Can I run Batch Inference against my own private model or only serverless models?
Short Answer: You can run Batch Inference against any serverless model or a private model served via Dedicated Model Inference.
Details:
Batch is designed to be deployment-agnostic. You choose the model in your job request:
- If it’s a serverless model ID, the job runs on together.ai’s shared, highly optimized pool.
- If it’s a Dedicated Model Inference endpoint, the job runs on your reserved GPUs with tenant-level isolation.

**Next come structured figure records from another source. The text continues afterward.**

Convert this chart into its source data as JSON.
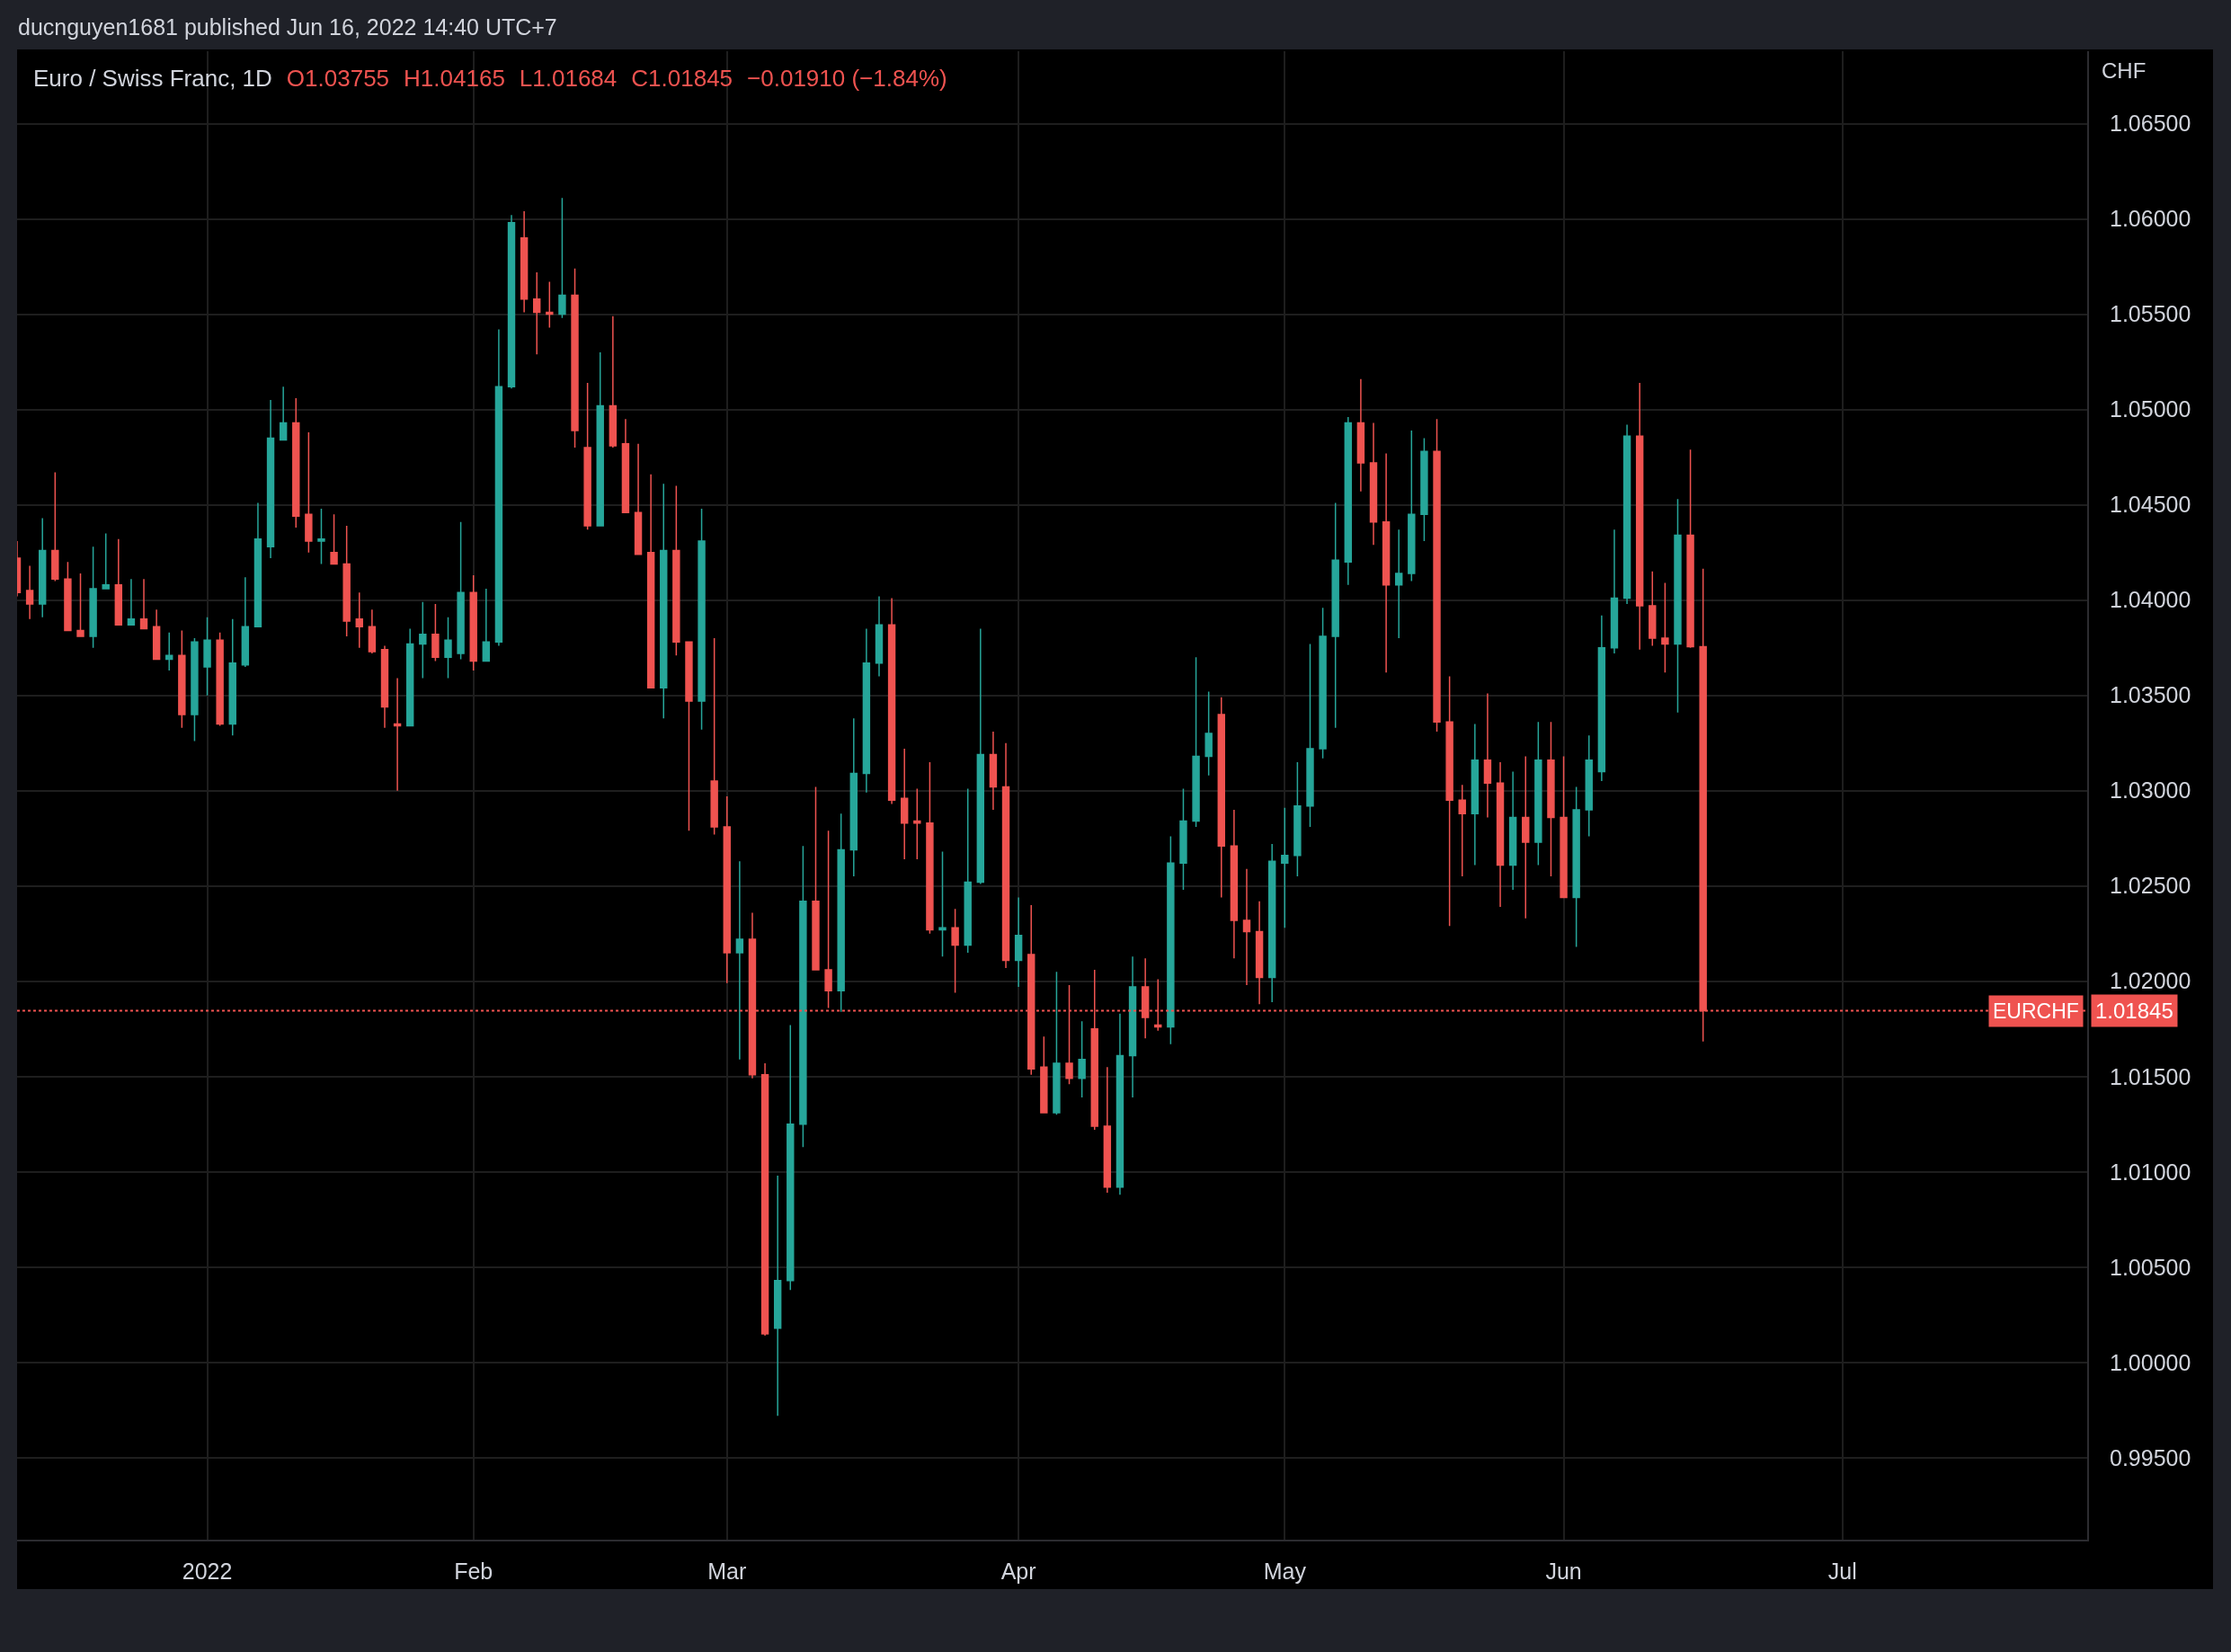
{
  "chart_data": {
    "type": "candlestick",
    "title": "Euro / Swiss Franc, 1D",
    "ylabel": "CHF",
    "annotations": [
      "ducnguyen1681 published Jun 16, 2022 14:40 UTC+7",
      "O1.03755",
      "H1.04165",
      "L1.01684",
      "C1.01845",
      "−0.01910 (−1.84%)",
      "1.01845"
    ],
    "categories": [
      null,
      null,
      null,
      null,
      null,
      null,
      null,
      null,
      null,
      null,
      null,
      null,
      null,
      null,
      null,
      "2022",
      null,
      null,
      null,
      null,
      null,
      null,
      null,
      null,
      null,
      null,
      null,
      null,
      null,
      null,
      null,
      null,
      null,
      null,
      null,
      null,
      "Feb",
      null,
      null,
      null,
      null,
      null,
      null,
      null,
      null,
      null,
      null,
      null,
      null,
      null,
      null,
      null,
      null,
      null,
      null,
      null,
      "Mar",
      null,
      null,
      null,
      null,
      null,
      null,
      null,
      null,
      null,
      null,
      null,
      null,
      null,
      null,
      null,
      null,
      null,
      null,
      null,
      null,
      null,
      null,
      "Apr",
      null,
      null,
      null,
      null,
      null,
      null,
      null,
      null,
      null,
      null,
      null,
      null,
      null,
      null,
      null,
      null,
      null,
      null,
      null,
      null,
      "May",
      null,
      null,
      null,
      null,
      null,
      null,
      null,
      null,
      null,
      null,
      null,
      null,
      null,
      null,
      null,
      null,
      null,
      null,
      null,
      null,
      null,
      "Jun",
      null,
      null,
      null,
      null,
      null,
      null,
      null,
      null,
      null,
      null,
      null,
      null,
      null,
      null,
      null,
      null,
      null,
      null,
      null,
      null,
      null,
      "Jul",
      null,
      null,
      null,
      null,
      null,
      null,
      null,
      null,
      null,
      null,
      null,
      null,
      null,
      null,
      null,
      null,
      null,
      null,
      null
    ],
    "ohlc": [
      [
        1.0422,
        1.0431,
        1.0402,
        1.0404
      ],
      [
        1.0405,
        1.0418,
        1.039,
        1.0398
      ],
      [
        1.0398,
        1.0443,
        1.0391,
        1.0426
      ],
      [
        1.0426,
        1.0467,
        1.041,
        1.0411
      ],
      [
        1.0411,
        1.042,
        1.0384,
        1.0384
      ],
      [
        1.0384,
        1.0414,
        1.0381,
        1.0381
      ],
      [
        1.0381,
        1.0428,
        1.0375,
        1.0406
      ],
      [
        1.0406,
        1.0435,
        1.0406,
        1.0408
      ],
      [
        1.0408,
        1.0432,
        1.0387,
        1.0387
      ],
      [
        1.0387,
        1.0411,
        1.0387,
        1.039
      ],
      [
        1.039,
        1.0411,
        1.0385,
        1.0385
      ],
      [
        1.0386,
        1.0395,
        1.0369,
        1.0369
      ],
      [
        1.0369,
        1.0383,
        1.0363,
        1.0371
      ],
      [
        1.0371,
        1.0384,
        1.0333,
        1.034
      ],
      [
        1.034,
        1.038,
        1.0326,
        1.0378
      ],
      [
        1.0365,
        1.0391,
        1.035,
        1.0379
      ],
      [
        1.0379,
        1.0383,
        1.0334,
        1.0335
      ],
      [
        1.0335,
        1.039,
        1.0329,
        1.0367
      ],
      [
        1.0366,
        1.0412,
        1.0365,
        1.0386
      ],
      [
        1.0386,
        1.0451,
        1.0386,
        1.0432
      ],
      [
        1.0428,
        1.0505,
        1.0422,
        1.0485
      ],
      [
        1.0484,
        1.0512,
        1.0484,
        1.0493
      ],
      [
        1.0493,
        1.0506,
        1.0438,
        1.0444
      ],
      [
        1.0445,
        1.0488,
        1.0425,
        1.0431
      ],
      [
        1.0431,
        1.0448,
        1.0419,
        1.0432
      ],
      [
        1.0425,
        1.0445,
        1.0419,
        1.0419
      ],
      [
        1.0419,
        1.0439,
        1.0381,
        1.0389
      ],
      [
        1.039,
        1.0404,
        1.0375,
        1.0386
      ],
      [
        1.0386,
        1.0395,
        1.0372,
        1.0373
      ],
      [
        1.0374,
        1.0376,
        1.0333,
        1.0344
      ],
      [
        1.0335,
        1.0359,
        1.03,
        1.0334
      ],
      [
        1.0334,
        1.0385,
        1.0334,
        1.0377
      ],
      [
        1.0377,
        1.0399,
        1.0359,
        1.0382
      ],
      [
        1.0382,
        1.0398,
        1.0368,
        1.037
      ],
      [
        1.037,
        1.0391,
        1.0359,
        1.0379
      ],
      [
        1.0372,
        1.0441,
        1.0369,
        1.0404
      ],
      [
        1.0404,
        1.0413,
        1.0363,
        1.0368
      ],
      [
        1.0368,
        1.0406,
        1.0368,
        1.0378
      ],
      [
        1.0378,
        1.0542,
        1.0376,
        1.0512
      ],
      [
        1.0512,
        1.0602,
        1.0511,
        1.0598
      ],
      [
        1.059,
        1.0604,
        1.0551,
        1.0558
      ],
      [
        1.0558,
        1.0572,
        1.0529,
        1.0551
      ],
      [
        1.0551,
        1.0567,
        1.0543,
        1.055
      ],
      [
        1.055,
        1.0611,
        1.0548,
        1.056
      ],
      [
        1.056,
        1.0574,
        1.048,
        1.0489
      ],
      [
        1.048,
        1.0514,
        1.0437,
        1.0439
      ],
      [
        1.0439,
        1.053,
        1.0439,
        1.0502
      ],
      [
        1.0502,
        1.0549,
        1.048,
        1.0481
      ],
      [
        1.0482,
        1.0495,
        1.0446,
        1.0446
      ],
      [
        1.0446,
        1.0482,
        1.0424,
        1.0424
      ],
      [
        1.0425,
        1.0466,
        1.0354,
        1.0354
      ],
      [
        1.0354,
        1.0461,
        1.0338,
        1.0426
      ],
      [
        1.0426,
        1.046,
        1.0371,
        1.0378
      ],
      [
        1.0378,
        1.0378,
        1.0279,
        1.0347
      ],
      [
        1.0347,
        1.0448,
        1.0332,
        1.0431
      ],
      [
        1.0305,
        1.038,
        1.0277,
        1.0281
      ],
      [
        1.0281,
        1.0297,
        1.0199,
        1.0215
      ],
      [
        1.0215,
        1.0263,
        1.0159,
        1.0222
      ],
      [
        1.0222,
        1.0236,
        1.0149,
        1.0151
      ],
      [
        1.0151,
        1.0157,
        1.0014,
        1.0015
      ],
      [
        1.0018,
        1.0098,
        0.9972,
        1.0043
      ],
      [
        1.0043,
        1.0177,
        1.0038,
        1.0125
      ],
      [
        1.0125,
        1.0271,
        1.0113,
        1.0242
      ],
      [
        1.0242,
        1.0302,
        1.0206,
        1.0206
      ],
      [
        1.0206,
        1.0279,
        1.0186,
        1.0195
      ],
      [
        1.0195,
        1.0288,
        1.0184,
        1.0269
      ],
      [
        1.0269,
        1.0338,
        1.0255,
        1.0309
      ],
      [
        1.0309,
        1.0385,
        1.0299,
        1.0367
      ],
      [
        1.0367,
        1.0402,
        1.036,
        1.0387
      ],
      [
        1.0387,
        1.0401,
        1.0293,
        1.0295
      ],
      [
        1.0296,
        1.0322,
        1.0264,
        1.0283
      ],
      [
        1.0284,
        1.0301,
        1.0264,
        1.0283
      ],
      [
        1.0283,
        1.0315,
        1.0225,
        1.0227
      ],
      [
        1.0227,
        1.0268,
        1.0213,
        1.0228
      ],
      [
        1.0228,
        1.0238,
        1.0194,
        1.0219
      ],
      [
        1.0219,
        1.0301,
        1.0215,
        1.0252
      ],
      [
        1.0252,
        1.0385,
        1.0251,
        1.0319
      ],
      [
        1.0319,
        1.0331,
        1.029,
        1.0302
      ],
      [
        1.0302,
        1.0325,
        1.0207,
        1.0211
      ],
      [
        1.0211,
        1.0244,
        1.0197,
        1.0224
      ],
      [
        1.0214,
        1.024,
        1.0151,
        1.0154
      ],
      [
        1.0155,
        1.0171,
        1.0131,
        1.0131
      ],
      [
        1.0131,
        1.0205,
        1.013,
        1.0157
      ],
      [
        1.0157,
        1.0198,
        1.0146,
        1.0149
      ],
      [
        1.0149,
        1.0179,
        1.0139,
        1.0159
      ],
      [
        1.0175,
        1.0206,
        1.0122,
        1.0124
      ],
      [
        1.0124,
        1.0155,
        1.0089,
        1.0092
      ],
      [
        1.0092,
        1.0183,
        1.0088,
        1.0161
      ],
      [
        1.0161,
        1.0213,
        1.0139,
        1.0197
      ],
      [
        1.0197,
        1.0212,
        1.017,
        1.0181
      ],
      [
        1.0177,
        1.0201,
        1.0174,
        1.0176
      ],
      [
        1.0176,
        1.0276,
        1.0167,
        1.0262
      ],
      [
        1.0262,
        1.0301,
        1.0248,
        1.0284
      ],
      [
        1.0284,
        1.037,
        1.0281,
        1.0318
      ],
      [
        1.0318,
        1.0352,
        1.0308,
        1.033
      ],
      [
        1.034,
        1.0349,
        1.0244,
        1.0271
      ],
      [
        1.0271,
        1.029,
        1.0212,
        1.0232
      ],
      [
        1.0232,
        1.0259,
        1.0198,
        1.0226
      ],
      [
        1.0226,
        1.0242,
        1.0188,
        1.0202
      ],
      [
        1.0202,
        1.0272,
        1.0189,
        1.0263
      ],
      [
        1.0262,
        1.0291,
        1.0228,
        1.0266
      ],
      [
        1.0266,
        1.0315,
        1.0255,
        1.0292
      ],
      [
        1.0292,
        1.0377,
        1.0281,
        1.0322
      ],
      [
        1.0322,
        1.0396,
        1.0317,
        1.0381
      ],
      [
        1.0381,
        1.0451,
        1.0333,
        1.0421
      ],
      [
        1.042,
        1.0496,
        1.0408,
        1.0493
      ],
      [
        1.0493,
        1.0516,
        1.0457,
        1.0472
      ],
      [
        1.0472,
        1.0493,
        1.0429,
        1.0441
      ],
      [
        1.0441,
        1.0477,
        1.0362,
        1.0408
      ],
      [
        1.0408,
        1.0437,
        1.038,
        1.0414
      ],
      [
        1.0414,
        1.0489,
        1.041,
        1.0445
      ],
      [
        1.0445,
        1.0485,
        1.0431,
        1.0478
      ],
      [
        1.0478,
        1.0495,
        1.0331,
        1.0336
      ],
      [
        1.0336,
        1.036,
        1.0229,
        1.0295
      ],
      [
        1.0295,
        1.0303,
        1.0255,
        1.0288
      ],
      [
        1.0288,
        1.0335,
        1.0261,
        1.0316
      ],
      [
        1.0316,
        1.0351,
        1.0286,
        1.0304
      ],
      [
        1.0304,
        1.0315,
        1.0239,
        1.0261
      ],
      [
        1.0261,
        1.031,
        1.0248,
        1.0286
      ],
      [
        1.0286,
        1.0318,
        1.0233,
        1.0273
      ],
      [
        1.0273,
        1.0336,
        1.0261,
        1.0316
      ],
      [
        1.0316,
        1.0336,
        1.0255,
        1.0286
      ],
      [
        1.0286,
        1.0318,
        1.0244,
        1.0244
      ],
      [
        1.0244,
        1.0302,
        1.0218,
        1.029
      ],
      [
        1.029,
        1.0329,
        1.0276,
        1.0316
      ],
      [
        1.031,
        1.0392,
        1.0305,
        1.0375
      ],
      [
        1.0375,
        1.0437,
        1.0372,
        1.0401
      ],
      [
        1.0401,
        1.0492,
        1.0398,
        1.0486
      ],
      [
        1.0486,
        1.0514,
        1.0374,
        1.0397
      ],
      [
        1.0397,
        1.0415,
        1.0376,
        1.038
      ],
      [
        1.038,
        1.0409,
        1.0362,
        1.0377
      ],
      [
        1.0377,
        1.0453,
        1.0341,
        1.0434
      ],
      [
        1.0434,
        1.0479,
        1.0375,
        1.03755
      ],
      [
        1.03755,
        1.04165,
        1.01684,
        1.01845
      ],
      null,
      null,
      null,
      null,
      null,
      null,
      null,
      null,
      null,
      null,
      null,
      null,
      null,
      null,
      null,
      null,
      null,
      null,
      null,
      null,
      null,
      null,
      null,
      null,
      null,
      null,
      null,
      null,
      null,
      null
    ],
    "colors": [
      "#ef5350",
      "#ef5350",
      "#26a69a",
      "#ef5350",
      "#ef5350",
      "#ef5350",
      "#26a69a",
      "#26a69a",
      "#ef5350",
      "#26a69a",
      "#ef5350",
      "#ef5350",
      "#26a69a",
      "#ef5350",
      "#26a69a",
      "#26a69a",
      "#ef5350",
      "#26a69a",
      "#26a69a",
      "#26a69a",
      "#26a69a",
      "#26a69a",
      "#ef5350",
      "#ef5350",
      "#26a69a",
      "#ef5350",
      "#ef5350",
      "#ef5350",
      "#ef5350",
      "#ef5350",
      "#ef5350",
      "#26a69a",
      "#26a69a",
      "#ef5350",
      "#26a69a",
      "#26a69a",
      "#ef5350",
      "#26a69a",
      "#26a69a",
      "#26a69a",
      "#ef5350",
      "#ef5350",
      "#ef5350",
      "#26a69a",
      "#ef5350",
      "#ef5350",
      "#26a69a",
      "#ef5350",
      "#ef5350",
      "#ef5350",
      "#ef5350",
      "#26a69a",
      "#ef5350",
      "#ef5350",
      "#26a69a",
      "#ef5350",
      "#ef5350",
      "#26a69a",
      "#ef5350",
      "#ef5350",
      "#26a69a",
      "#26a69a",
      "#26a69a",
      "#ef5350",
      "#ef5350",
      "#26a69a",
      "#26a69a",
      "#26a69a",
      "#26a69a",
      "#ef5350",
      "#ef5350",
      "#ef5350",
      "#ef5350",
      "#26a69a",
      "#ef5350",
      "#26a69a",
      "#26a69a",
      "#ef5350",
      "#ef5350",
      "#26a69a",
      "#ef5350",
      "#ef5350",
      "#26a69a",
      "#ef5350",
      "#26a69a",
      "#ef5350",
      "#ef5350",
      "#26a69a",
      "#26a69a",
      "#ef5350",
      "#ef5350",
      "#26a69a",
      "#26a69a",
      "#26a69a",
      "#26a69a",
      "#ef5350",
      "#ef5350",
      "#ef5350",
      "#ef5350",
      "#26a69a",
      "#26a69a",
      "#26a69a",
      "#26a69a",
      "#26a69a",
      "#26a69a",
      "#26a69a",
      "#ef5350",
      "#ef5350",
      "#ef5350",
      "#26a69a",
      "#26a69a",
      "#26a69a",
      "#ef5350",
      "#ef5350",
      "#ef5350",
      "#26a69a",
      "#ef5350",
      "#ef5350",
      "#26a69a",
      "#ef5350",
      "#26a69a",
      "#ef5350",
      "#ef5350",
      "#26a69a",
      "#26a69a",
      "#26a69a",
      "#26a69a",
      "#26a69a",
      "#ef5350",
      "#ef5350",
      "#ef5350",
      "#26a69a",
      "#ef5350",
      "#ef5350",
      null,
      null,
      null,
      null,
      null,
      null,
      null,
      null,
      null,
      null,
      null,
      null,
      null,
      null,
      null,
      null,
      null,
      null,
      null,
      null,
      null,
      null,
      null,
      null,
      null,
      null,
      null,
      null,
      null,
      null
    ],
    "ylim": [
      0.9907,
      1.0688
    ],
    "yticks": [
      {
        "value": 0.995,
        "label": "0.99500"
      },
      {
        "value": 1.0,
        "label": "1.00000"
      },
      {
        "value": 1.005,
        "label": "1.00500"
      },
      {
        "value": 1.01,
        "label": "1.01000"
      },
      {
        "value": 1.015,
        "label": "1.01500"
      },
      {
        "value": 1.02,
        "label": "1.02000"
      },
      {
        "value": 1.025,
        "label": "1.02500"
      },
      {
        "value": 1.03,
        "label": "1.03000"
      },
      {
        "value": 1.035,
        "label": "1.03500"
      },
      {
        "value": 1.04,
        "label": "1.04000"
      },
      {
        "value": 1.045,
        "label": "1.04500"
      },
      {
        "value": 1.05,
        "label": "1.05000"
      },
      {
        "value": 1.055,
        "label": "1.05500"
      },
      {
        "value": 1.06,
        "label": "1.06000"
      },
      {
        "value": 1.065,
        "label": "1.06500"
      }
    ],
    "grid": true,
    "ref_lines": [
      {
        "axis": "y",
        "value": 1.01845,
        "label": "EURCHF",
        "color": "#ef5350",
        "line_style": "dotted"
      }
    ]
  }
}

This is ideal when:
- You’ve fine-tuned or shaped a model for your use case.
- You need consistent performance characteristics and strict SLOs.
- You want predictable capacity for both online and offline traffic.
In both cases:
- The OpenAI-compatible API stays the same.
- Your data is protected with encryption in transit/at rest.
- Your data and models remain fully under your ownership, and together.ai’s SOC 2 Type II posture covers production workloads.
Summary
Batch Inference on together.ai is the simplest way to run large offline jobs — up to 30B tokens per model — at up to 50% lower cost than real-time calls, without touching GPU orchestration. You submit a single async job, track its status via a job ID, and retrieve structured results with per-item token usage so you can measure and control spend.
For teams running GEO content pipelines, large-scale summarization, classification, or synthetic data generation, the right architecture is often:
- Serverless or Dedicated Model Inference for interactive traffic, and
- Batch Inference for heavy offline workloads that can finish within hours.
You get one AI Native Cloud, one OpenAI-compatible API, and clear unit economics across all your workloads.